Buckle your seat belts and bring your ear plugs, Super Speedway, the new IMAX film featuring Mario Andretti opens Friday at the Liberty Science Center in Jersey City, NJ.
Super Speedway made its U.S. premiere Wednesday night at the Liberty Science Center and Mario Andertti was there to discuss the project. It's intersting to note that Mario's involvement was originally limited to fifteen days. Mario was very pleased to work with director Stephen Low because Low's vision was to give movie goers a sense of actual race speeds. Mario was not interested in working on a film where all the other cars where passing him.
Mario let out a secret that may have put other drivers at ease, had they known, after they raced against him in the practice sessions at CART races across the country. Since the camera car was carrying an extra 60 pounds and since the car did not have to meet CART's scrutinering, the Newman-Haas team made sure that the car Mario was using had a little extra power. Mario said that he had an extra two hundred horsepower in the camera car. Andretti noted that several drivers were not able to pass him, even with the huge IMAX camera mounted to the top of the car.

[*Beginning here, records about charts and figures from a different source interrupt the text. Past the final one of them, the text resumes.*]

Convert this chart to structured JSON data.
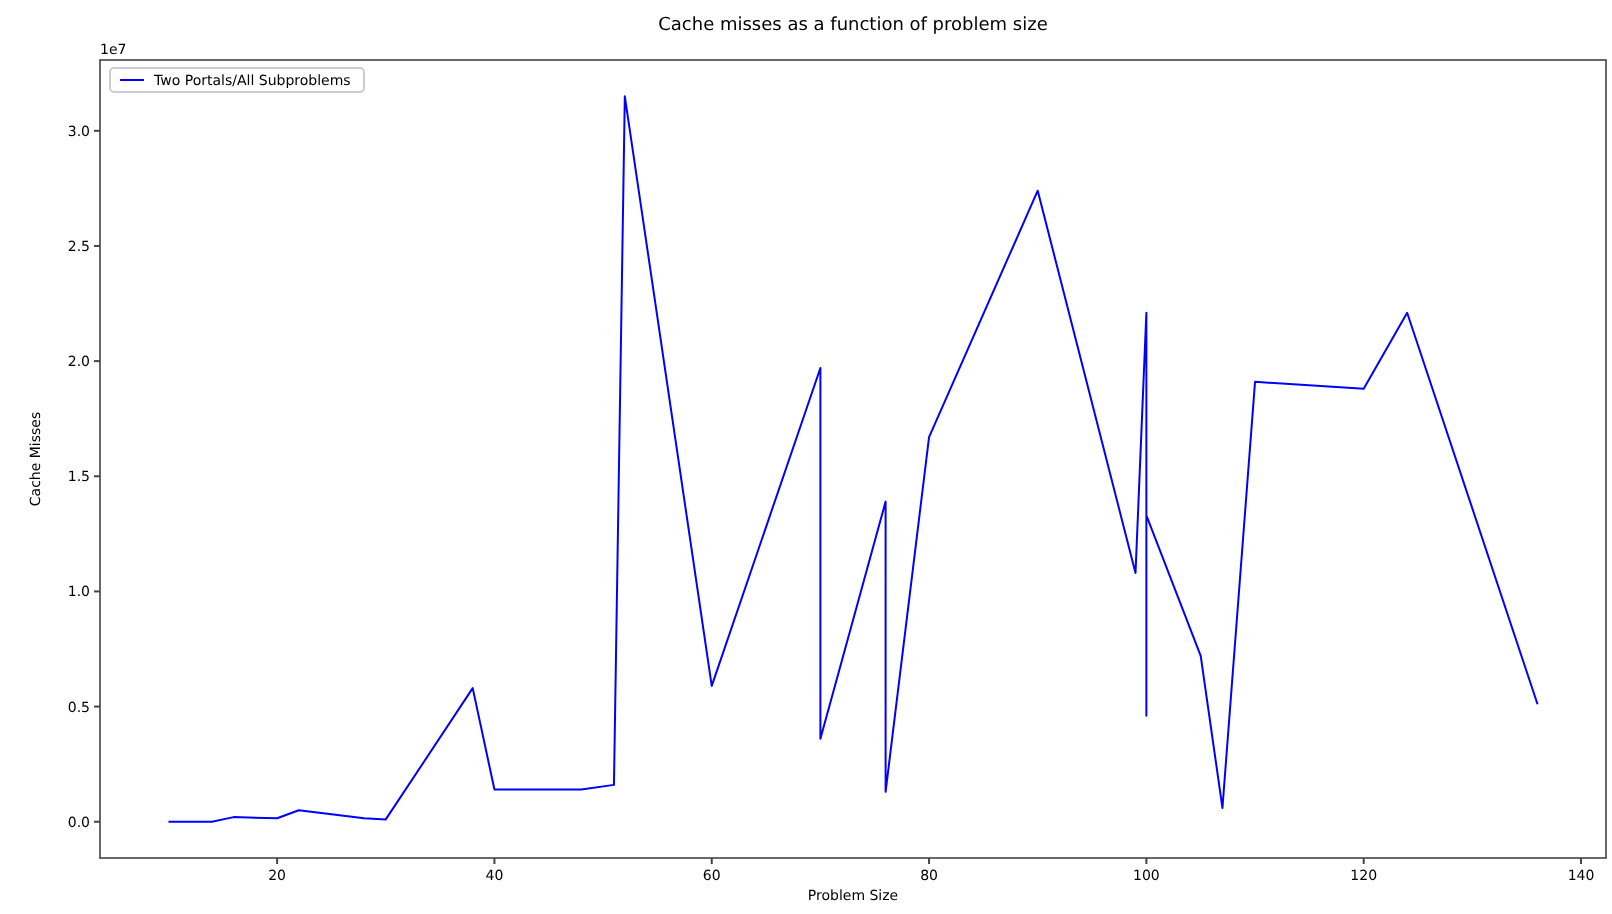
{
  "chart_data": {
    "type": "line",
    "title": "Cache misses as a function of problem size",
    "xlabel": "Problem Size",
    "ylabel": "Cache Misses",
    "annotations": [
      "1e7"
    ],
    "x": [
      10,
      14,
      16,
      20,
      22,
      28,
      30,
      38,
      40,
      48,
      51,
      52,
      60,
      70,
      70,
      76,
      76,
      80,
      90,
      99,
      100,
      100,
      100,
      105,
      107,
      110,
      120,
      124,
      136
    ],
    "series": [
      {
        "name": "Two Portals/All Subproblems",
        "color": "#0000ff",
        "values": [
          0.0,
          0.0,
          0.02,
          0.015,
          0.05,
          0.015,
          0.01,
          0.58,
          0.14,
          0.14,
          0.16,
          3.15,
          0.59,
          1.97,
          0.36,
          1.39,
          0.13,
          1.67,
          2.74,
          1.08,
          2.21,
          0.46,
          1.33,
          0.72,
          0.06,
          1.91,
          1.88,
          2.21,
          0.51
        ]
      }
    ],
    "xlim": [
      3.7,
      142.3
    ],
    "xticks": [
      20,
      40,
      60,
      80,
      100,
      120,
      140
    ],
    "ylim": [
      -0.1575,
      3.3075
    ],
    "yticks": [
      {
        "value": 0,
        "label": "0.0"
      },
      {
        "value": 0.5,
        "label": "0.5"
      },
      {
        "value": 1,
        "label": "1.0"
      },
      {
        "value": 1.5,
        "label": "1.5"
      },
      {
        "value": 2,
        "label": "2.0"
      },
      {
        "value": 2.5,
        "label": "2.5"
      },
      {
        "value": 3,
        "label": "3.0"
      }
    ],
    "legend": "top left",
    "grid": false,
    "line_style": "solid",
    "marker": "none"
  }
}
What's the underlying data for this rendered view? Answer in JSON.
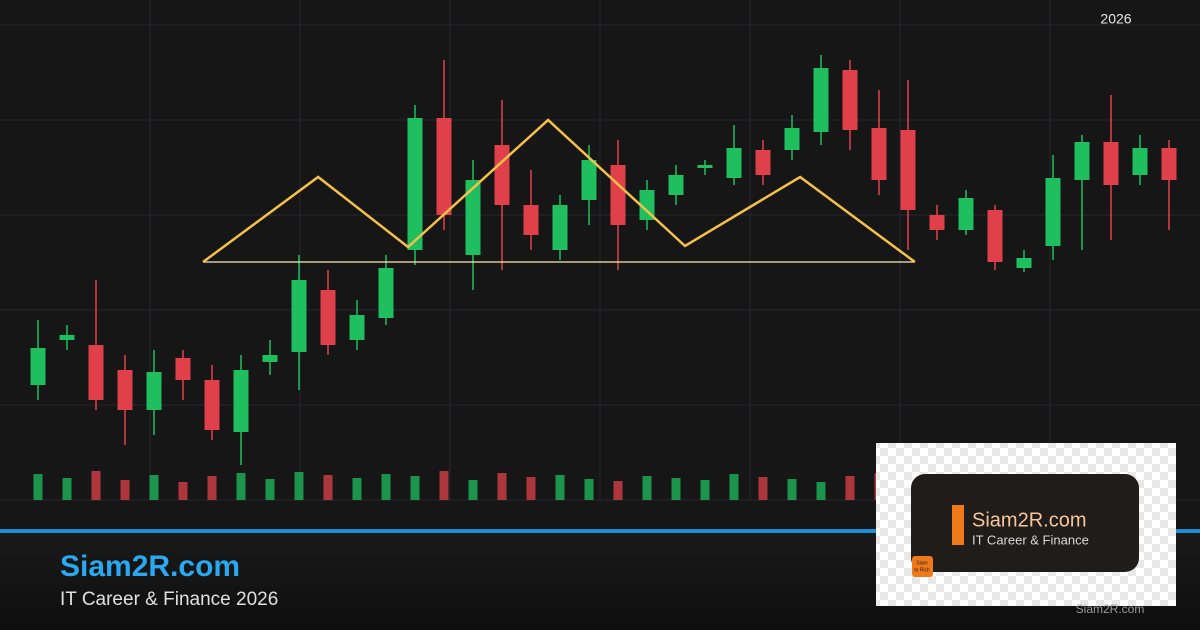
{
  "chart_data": {
    "type": "candlestick",
    "year": "2026",
    "candles": [
      {
        "open": 115,
        "high": 180,
        "low": 100,
        "close": 152
      },
      {
        "open": 160,
        "high": 175,
        "low": 150,
        "close": 165
      },
      {
        "open": 155,
        "high": 220,
        "low": 90,
        "close": 100
      },
      {
        "open": 130,
        "high": 145,
        "low": 55,
        "close": 90
      },
      {
        "open": 90,
        "high": 150,
        "low": 65,
        "close": 128
      },
      {
        "open": 142,
        "high": 150,
        "low": 100,
        "close": 120
      },
      {
        "open": 120,
        "high": 135,
        "low": 60,
        "close": 70
      },
      {
        "open": 68,
        "high": 145,
        "low": 35,
        "close": 130
      },
      {
        "open": 138,
        "high": 160,
        "low": 125,
        "close": 145
      },
      {
        "open": 148,
        "high": 245,
        "low": 110,
        "close": 220
      },
      {
        "open": 210,
        "high": 230,
        "low": 145,
        "close": 155
      },
      {
        "open": 160,
        "high": 200,
        "low": 150,
        "close": 185
      },
      {
        "open": 182,
        "high": 245,
        "low": 175,
        "close": 232
      },
      {
        "open": 250,
        "high": 395,
        "low": 235,
        "close": 382
      },
      {
        "open": 382,
        "high": 440,
        "low": 270,
        "close": 285
      },
      {
        "open": 245,
        "high": 340,
        "low": 210,
        "close": 320
      },
      {
        "open": 355,
        "high": 400,
        "low": 230,
        "close": 295
      },
      {
        "open": 295,
        "high": 330,
        "low": 250,
        "close": 265
      },
      {
        "open": 250,
        "high": 305,
        "low": 240,
        "close": 295
      },
      {
        "open": 300,
        "high": 355,
        "low": 275,
        "close": 340
      },
      {
        "open": 335,
        "high": 360,
        "low": 230,
        "close": 275
      },
      {
        "open": 280,
        "high": 320,
        "low": 270,
        "close": 310
      },
      {
        "open": 305,
        "high": 335,
        "low": 295,
        "close": 325
      },
      {
        "open": 332,
        "high": 340,
        "low": 325,
        "close": 335
      },
      {
        "open": 322,
        "high": 375,
        "low": 315,
        "close": 352
      },
      {
        "open": 350,
        "high": 360,
        "low": 315,
        "close": 325
      },
      {
        "open": 350,
        "high": 385,
        "low": 340,
        "close": 372
      },
      {
        "open": 368,
        "high": 445,
        "low": 355,
        "close": 432
      },
      {
        "open": 430,
        "high": 440,
        "low": 350,
        "close": 370
      },
      {
        "open": 372,
        "high": 410,
        "low": 305,
        "close": 320
      },
      {
        "open": 370,
        "high": 420,
        "low": 250,
        "close": 290
      },
      {
        "open": 285,
        "high": 295,
        "low": 260,
        "close": 270
      },
      {
        "open": 270,
        "high": 310,
        "low": 265,
        "close": 302
      },
      {
        "open": 290,
        "high": 295,
        "low": 230,
        "close": 238
      },
      {
        "open": 232,
        "high": 250,
        "low": 228,
        "close": 242
      },
      {
        "open": 254,
        "high": 345,
        "low": 240,
        "close": 322
      },
      {
        "open": 320,
        "high": 365,
        "low": 250,
        "close": 358
      },
      {
        "open": 358,
        "high": 405,
        "low": 260,
        "close": 315
      },
      {
        "open": 325,
        "high": 365,
        "low": 315,
        "close": 352
      },
      {
        "open": 352,
        "high": 360,
        "low": 270,
        "close": 320
      }
    ],
    "volumes": [
      26,
      22,
      29,
      20,
      25,
      18,
      24,
      27,
      21,
      28,
      25,
      22,
      26,
      24,
      29,
      20,
      27,
      23,
      25,
      21,
      19,
      24,
      22,
      20,
      26,
      23,
      21,
      18,
      24,
      27,
      22,
      25,
      20,
      24,
      26,
      22,
      28,
      23,
      25,
      21
    ],
    "ylim": [
      0,
      500
    ],
    "volume_lim": [
      0,
      100
    ],
    "up_color": "#1fbf5f",
    "down_color": "#e0404a",
    "pattern": {
      "color": "#f5c04a",
      "x": [
        5.69,
        9.66,
        12.76,
        17.59,
        22.31,
        26.28,
        30.24
      ],
      "y": [
        238,
        323,
        253,
        380,
        254,
        323,
        238
      ],
      "neckline": 238
    }
  },
  "footer": {
    "site": "Siam2R.com",
    "tagline": "IT Career & Finance 2026",
    "watermark": "Siam2R.com"
  },
  "logo": {
    "title": "Siam2R.com",
    "subtitle": "IT Career & Finance",
    "badge_line1": "Siam",
    "badge_line2": "to Rich"
  }
}
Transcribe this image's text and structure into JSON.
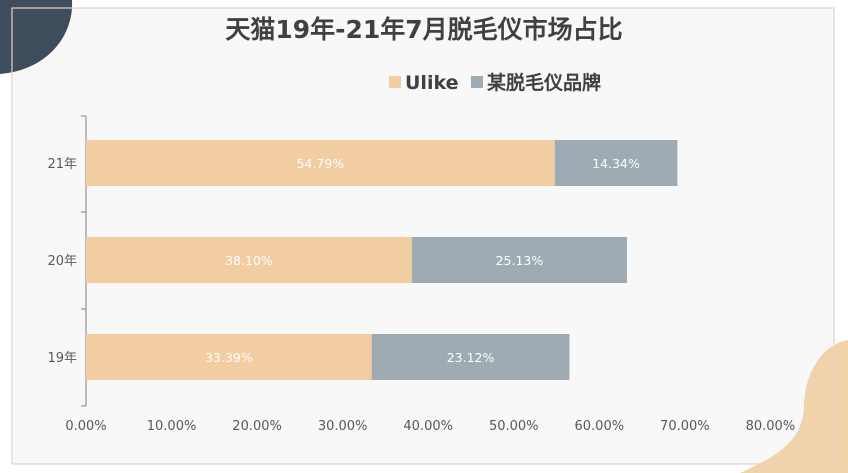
{
  "colors": {
    "background": "#ffffff",
    "panel": "#f8f8f8",
    "frame_border": "#e8d2c2",
    "corner_blob_top_left": "#3d4d5c",
    "corner_blob_bottom_right": "#f1d3ab",
    "axis_line": "#808080",
    "title_text": "#404040",
    "tick_text": "#595959",
    "data_label_text": "#ffffff"
  },
  "chart_data": {
    "type": "bar",
    "orientation": "horizontal",
    "stacked": true,
    "title": "天猫19年-21年7月脱毛仪市场占比",
    "categories": [
      "21年",
      "20年",
      "19年"
    ],
    "series": [
      {
        "name": "Ulike",
        "color": "#f1cda1",
        "values": [
          54.79,
          38.1,
          33.39
        ],
        "labels": [
          "54.79%",
          "38.10%",
          "33.39%"
        ]
      },
      {
        "name": "某脱毛仪品牌",
        "color": "#9eabb3",
        "values": [
          14.34,
          25.13,
          23.12
        ],
        "labels": [
          "14.34%",
          "25.13%",
          "23.12%"
        ]
      }
    ],
    "x_ticks": [
      "0.00%",
      "10.00%",
      "20.00%",
      "30.00%",
      "40.00%",
      "50.00%",
      "60.00%",
      "70.00%",
      "80.00%"
    ],
    "xlim": [
      0,
      80
    ],
    "legend_position": "top-right",
    "grid": false,
    "data_labels": true
  }
}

The film is the story of Michael Andretti's development of his Lola race car. From the original mock up to the car's first win we are treated to an inside view of the Andretti's racing world. When Michael talks about the car being loose or pushing, we are not given an explanation of these terms. For the casual viewer the emotions of the moment are captured by the sweat on Michael's brow and the exasperated look on Michael's face. Anyone could tell the car is not running well.
Intertwined in this story is the story of Don Lyons and the restoration of Mario's Dean Van Lines Kuzma Roadster which Mario drove in the mid 60s. Mario is reunited with the roadster after Lyons spent two years restoring the car.
Filmed at Sebring, Michigan, Mid-Ohio, Toronto and Road America, the film gives the viewer a great sensation of speed. As Michael said after one screening "Gee, I didn't realize we went that fast". The audio is superb and when played at the levels it was Wednesday night, sounds just like you were standing trackside. There is no difference. Ear plugs may be necessary for those with sensitive ears.
Engineers will enjoy this film as it gives one a chance to view components of the car in action at IMAX size. Director Stephen Low spoke of a screening with Lola designer Eric Broadley where the designer sat through five screenings in order to watch the vibrations of the rear wing in action.
This film should be enjoyable for a wide range of audiences. Race fans will love it and will probably want to see it more than one. The Liberty Science Center theater is an OMNIMAX theater which is shown on a huge curved screen. I thought that this format moved too much of the film into one's peripheral vision. I look forward to seeing the film again on a flat IMAX screen.